L’article de Pierre Corvilain comprenait la phrase suivante, « l’avocat n’est pas aux ordres de son client et se doit de refuser toute intervention qui lui ferait méconnaître son devoir de loyauté » ; qui a suscité l’incompréhension d’un de nos lecteurs, ainsi formulée :
« Pour rappel, la définition de la loyauté est : fidélité manifestée par la conduite aux engagements pris, au respect des règles de l’honneur et de la probité. Pour quelle raison, l’avocat, qui a reçu une provision pour faire valoir les droits et défendre les intérêts de son client contre des avocats corrompus, peut mettre fin à son intervention si son client ne se range pas à son avis (sciemment erroné) ? Pour quelle raison, certains bâtonniers protègent-ils certains de leurs confrères qui ont incontestablement manqué à leurs devoirs malgré les provisions reçues ? Le Code de déontologie de l’avocat est-il un mirage ? »
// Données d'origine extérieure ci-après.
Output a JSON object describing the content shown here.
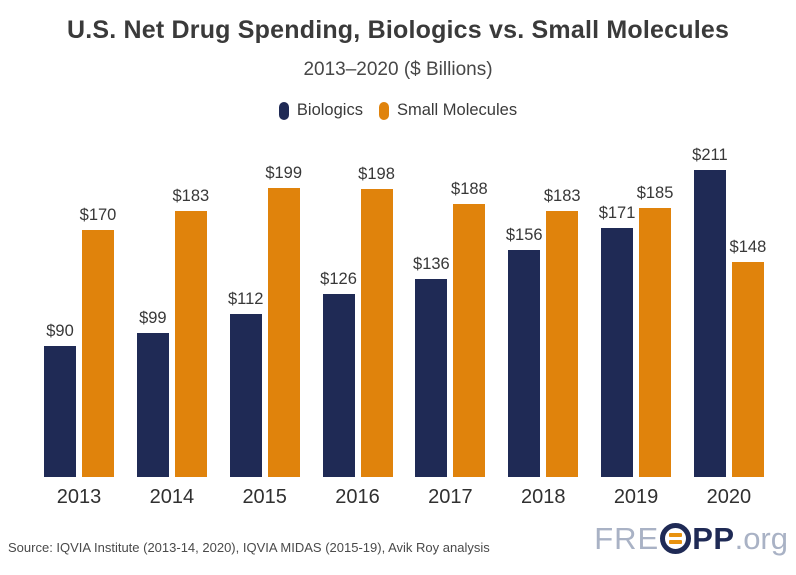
{
  "header": {
    "title": "U.S. Net Drug Spending, Biologics vs. Small Molecules",
    "subtitle": "2013–2020 ($ Billions)"
  },
  "colors": {
    "biologics_navy": "#1f2a55",
    "small_molecules_orange": "#e0830c",
    "title_text": "#3a3a3a",
    "logo_light": "#a9b2c5",
    "logo_accent_orange": "#e8920f"
  },
  "chart_data": {
    "type": "bar",
    "title": "U.S. Net Drug Spending, Biologics vs. Small Molecules",
    "subtitle": "2013–2020 ($ Billions)",
    "categories": [
      "2013",
      "2014",
      "2015",
      "2016",
      "2017",
      "2018",
      "2019",
      "2020"
    ],
    "series": [
      {
        "name": "Biologics",
        "color": "#1f2a55",
        "values": [
          90,
          99,
          112,
          126,
          136,
          156,
          171,
          211
        ]
      },
      {
        "name": "Small Molecules",
        "color": "#e0830c",
        "values": [
          170,
          183,
          199,
          198,
          188,
          183,
          185,
          148
        ]
      }
    ],
    "value_prefix": "$",
    "value_labels": true,
    "xlabel": "",
    "ylabel": "",
    "ylim": [
      0,
      227
    ],
    "grid": false,
    "axis_lines": false,
    "legend_position": "top"
  },
  "footer": {
    "source": "Source: IQVIA Institute (2013-14, 2020), IQVIA MIDAS (2015-19), Avik Roy analysis",
    "logo": {
      "pre": "FRE",
      "bold": "PP",
      "suffix": ".org"
    }
  }
}
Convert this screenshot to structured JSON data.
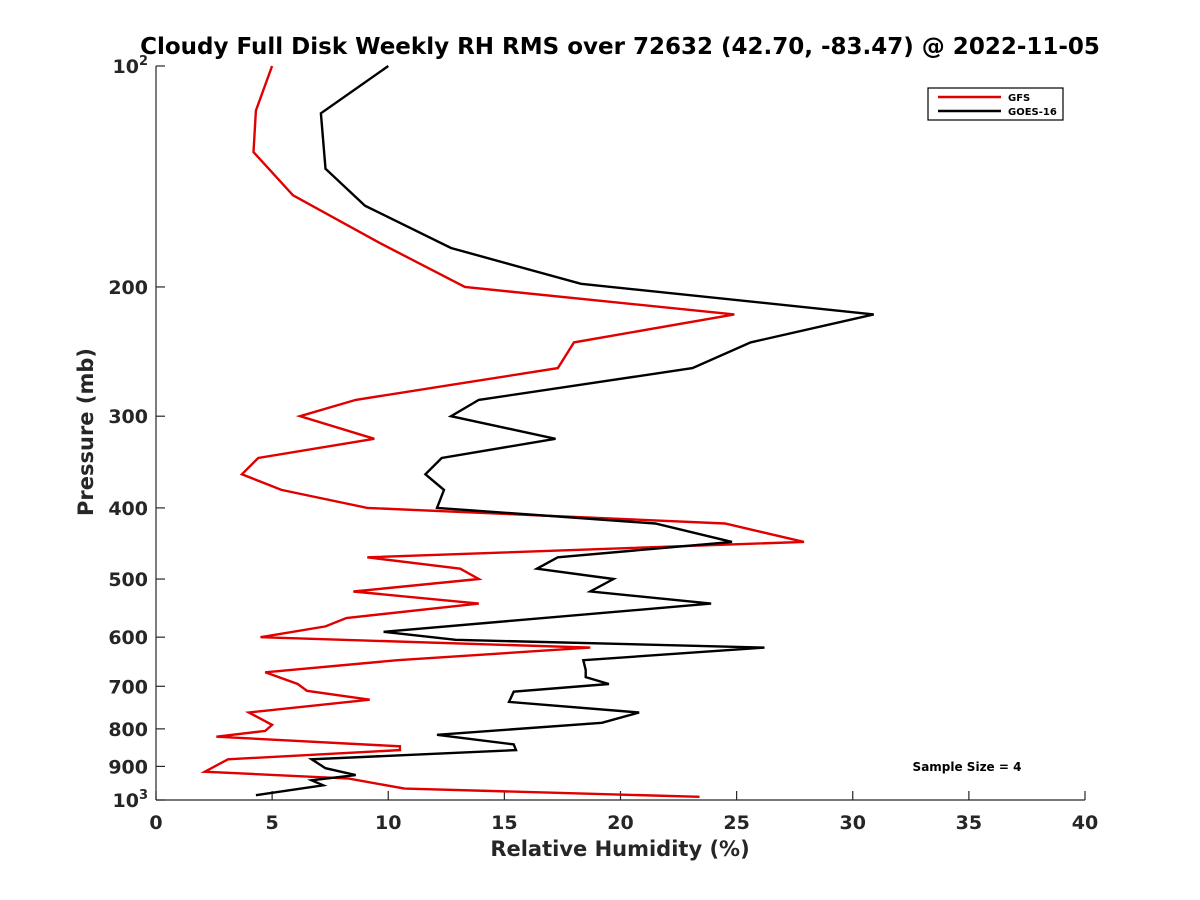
{
  "chart_data": {
    "type": "line",
    "title": "Cloudy Full Disk Weekly RH RMS over 72632 (42.70, -83.47) @ 2022-11-05",
    "xlabel": "Relative Humidity (%)",
    "ylabel": "Pressure (mb)",
    "xlim": [
      0,
      40
    ],
    "ylim": [
      100,
      1000
    ],
    "y_scale": "log",
    "y_reversed": true,
    "grid": false,
    "x_ticks": [
      {
        "value": 0,
        "label": "0"
      },
      {
        "value": 5,
        "label": "5"
      },
      {
        "value": 10,
        "label": "10"
      },
      {
        "value": 15,
        "label": "15"
      },
      {
        "value": 20,
        "label": "20"
      },
      {
        "value": 25,
        "label": "25"
      },
      {
        "value": 30,
        "label": "30"
      },
      {
        "value": 35,
        "label": "35"
      },
      {
        "value": 40,
        "label": "40"
      }
    ],
    "y_ticks": [
      {
        "value": 100,
        "label": "10",
        "sup": "2"
      },
      {
        "value": 200,
        "label": "200",
        "sup": ""
      },
      {
        "value": 300,
        "label": "300",
        "sup": ""
      },
      {
        "value": 400,
        "label": "400",
        "sup": ""
      },
      {
        "value": 500,
        "label": "500",
        "sup": ""
      },
      {
        "value": 600,
        "label": "600",
        "sup": ""
      },
      {
        "value": 700,
        "label": "700",
        "sup": ""
      },
      {
        "value": 800,
        "label": "800",
        "sup": ""
      },
      {
        "value": 900,
        "label": "900",
        "sup": ""
      },
      {
        "value": 1000,
        "label": "10",
        "sup": "3"
      }
    ],
    "legend_position": "top-right",
    "annotation": "Sample Size = 4",
    "series": [
      {
        "name": "GFS",
        "color": "#e00000",
        "points": [
          [
            5.0,
            100
          ],
          [
            4.3,
            115
          ],
          [
            4.2,
            131
          ],
          [
            5.9,
            150
          ],
          [
            9.6,
            174
          ],
          [
            13.3,
            200
          ],
          [
            24.9,
            218
          ],
          [
            18.0,
            238
          ],
          [
            17.3,
            258
          ],
          [
            8.6,
            285
          ],
          [
            6.2,
            300
          ],
          [
            9.4,
            322
          ],
          [
            4.4,
            342
          ],
          [
            3.7,
            360
          ],
          [
            5.4,
            378
          ],
          [
            9.1,
            400
          ],
          [
            24.5,
            420
          ],
          [
            27.9,
            445
          ],
          [
            9.1,
            467
          ],
          [
            13.1,
            484
          ],
          [
            13.9,
            500
          ],
          [
            8.5,
            520
          ],
          [
            13.9,
            540
          ],
          [
            8.2,
            565
          ],
          [
            7.3,
            580
          ],
          [
            4.5,
            600
          ],
          [
            18.7,
            620
          ],
          [
            10.4,
            645
          ],
          [
            4.7,
            670
          ],
          [
            6.1,
            695
          ],
          [
            6.5,
            710
          ],
          [
            9.2,
            730
          ],
          [
            4.0,
            760
          ],
          [
            4.5,
            775
          ],
          [
            5.0,
            790
          ],
          [
            4.7,
            805
          ],
          [
            2.6,
            820
          ],
          [
            10.5,
            845
          ],
          [
            10.5,
            855
          ],
          [
            3.1,
            880
          ],
          [
            2.1,
            915
          ],
          [
            8.3,
            935
          ],
          [
            10.7,
            965
          ],
          [
            23.4,
            990
          ]
        ]
      },
      {
        "name": "GOES-16",
        "color": "#000000",
        "points": [
          [
            10.0,
            100
          ],
          [
            7.1,
            116
          ],
          [
            7.3,
            138
          ],
          [
            9.0,
            155
          ],
          [
            12.7,
            177
          ],
          [
            18.3,
            198
          ],
          [
            30.9,
            218
          ],
          [
            25.6,
            238
          ],
          [
            23.1,
            258
          ],
          [
            13.9,
            285
          ],
          [
            12.7,
            300
          ],
          [
            17.2,
            322
          ],
          [
            12.3,
            342
          ],
          [
            11.6,
            360
          ],
          [
            12.4,
            378
          ],
          [
            12.1,
            400
          ],
          [
            21.5,
            420
          ],
          [
            24.8,
            445
          ],
          [
            17.3,
            467
          ],
          [
            16.4,
            484
          ],
          [
            19.7,
            500
          ],
          [
            18.7,
            520
          ],
          [
            23.9,
            540
          ],
          [
            9.8,
            590
          ],
          [
            12.9,
            605
          ],
          [
            26.2,
            620
          ],
          [
            18.4,
            645
          ],
          [
            18.5,
            665
          ],
          [
            18.5,
            680
          ],
          [
            19.5,
            695
          ],
          [
            15.4,
            712
          ],
          [
            15.2,
            735
          ],
          [
            20.8,
            760
          ],
          [
            19.2,
            785
          ],
          [
            12.1,
            815
          ],
          [
            15.4,
            840
          ],
          [
            15.5,
            855
          ],
          [
            6.7,
            880
          ],
          [
            7.3,
            905
          ],
          [
            8.6,
            925
          ],
          [
            6.7,
            940
          ],
          [
            7.2,
            955
          ],
          [
            4.3,
            985
          ]
        ]
      }
    ]
  }
}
Robert De Baerdemaeker, ancien bâtonnier du barreau de Bruxelles et vice-président de l’Ordre des barreaux francophones et germanophone (O.B.F.G.) a accepté de donner suite à cette interpellation, plus spécialement sur la notion de loyauté de l’avocat.
La notion de loyauté utilisée dans l’article de Pierre Corvilain a manifestement été comprise par notre internaute comme une réelle obligation de l’avocat de ne pas abandonner son client et d’accepter de le défendre selon les arguments qu’il impose. Dans cette optique, la loyauté est manifestement interprétée à tort comme une obligation de fidélité absolue.
En réalité, la loyauté doit être comprise de deux manières différentes.
Il y a incontestablement la loyauté de l’avocat vis-à-vis de son client, qui génère sans doute une obligation morale de ne pas abandonner celui-ci lorsque sa situation se complique.
Mais la loyauté de l’avocat, c’est également autre chose. C’est le comportement général de l’avocat qui doit être loyal. Il doit respecter la loi, son serment d’avocat et son indépendance. Cette loyauté constitue pour lui une obligation générale à l’égard de tous. Elle dépasse forcément les intérêts individuels d’un client.
Dès lors, l’avocat ne peut accepter, en raison de son indépendance, de renoncer à ses obligations naturelles pour plaire à son client.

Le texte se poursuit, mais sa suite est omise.